Sometimes I wonder if I need to get my head examined. I go back and forth so often. Sometimes I am believing in myself so honestly and truly that I cannot be dissuaded from that belief. The mere thought that I cannot overcome obstacles in my way is funny to me. I am even starting to get anxious as I write this.
Other times, I will be in a deeply reflective mood. I'll be able to sit and write and write about things that may seem trivial but, for whatever reason, impact me so deeply, so very powerfully, that I find myself praying in my head, thanking the omniscent universe in control that my soul happened to be contained in a body that can share so much of it with the outside world.
I often wonder why I go back and forth between these two extremes. I wonder if anyone else in the world does this. I wonder who is watching the sun set and appreciating all of its glory as I am watching it rise and do the same. I consider my purpose, our purpose, the purpose to life and us living it.

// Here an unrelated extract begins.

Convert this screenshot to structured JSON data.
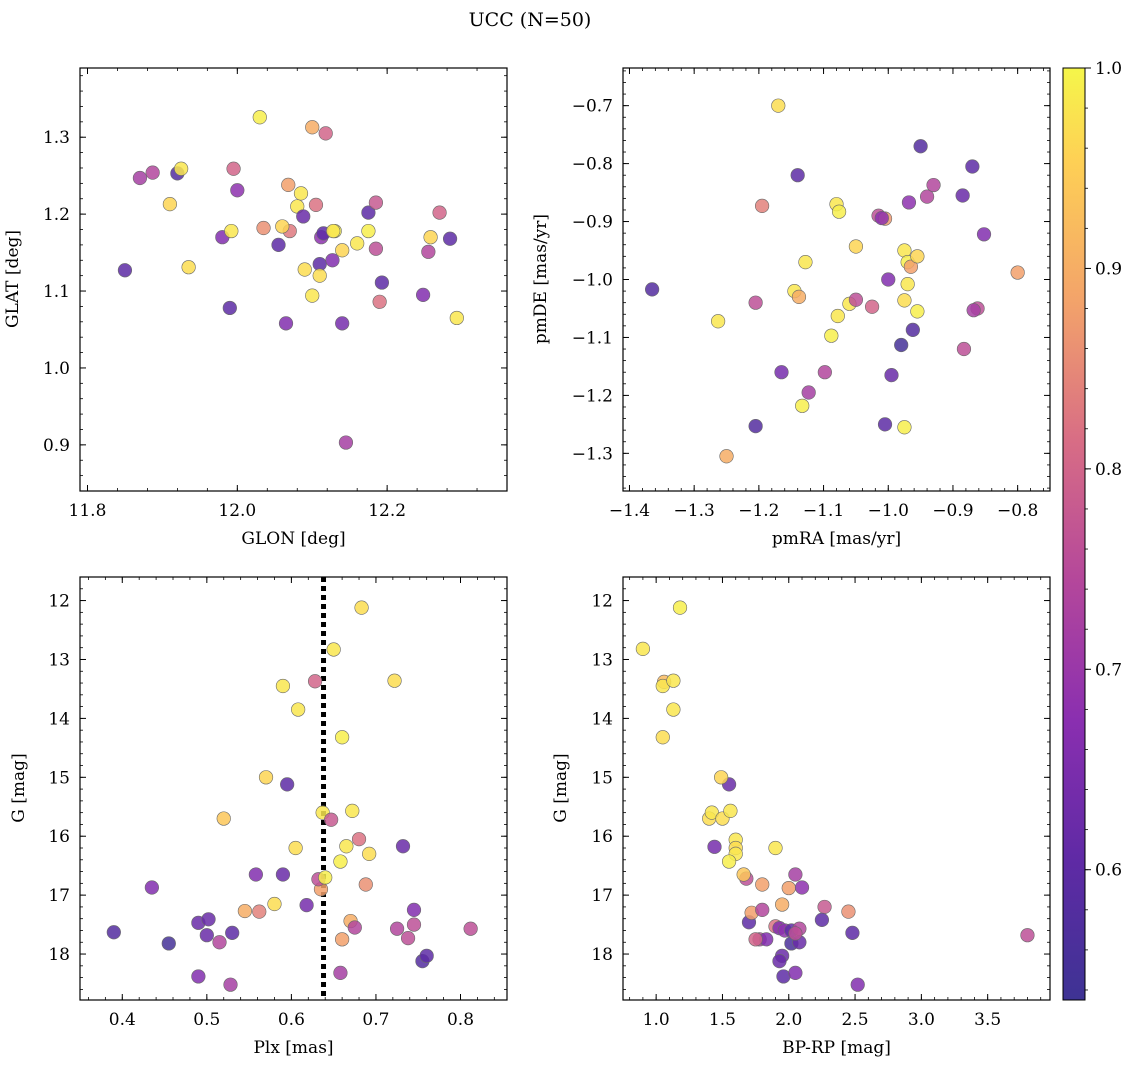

Sunrise is only my part of my day. I may be seeing it from a parking lot, but someone may be watching it set, seeing a similar beauty, a transcendent reality, from their hut in the mountains of eastern Europe or their office in a tower in Dubai. They are strangers, not only sharing a reality with their latitude, but sharing a bigger part of it with me.
I can appreciate how much we are connected, even if we don't typically consider what is on the other side of our rising sun. When we can learn to open our eyes to those kinds of possibilities, we step closer to freeing our souls.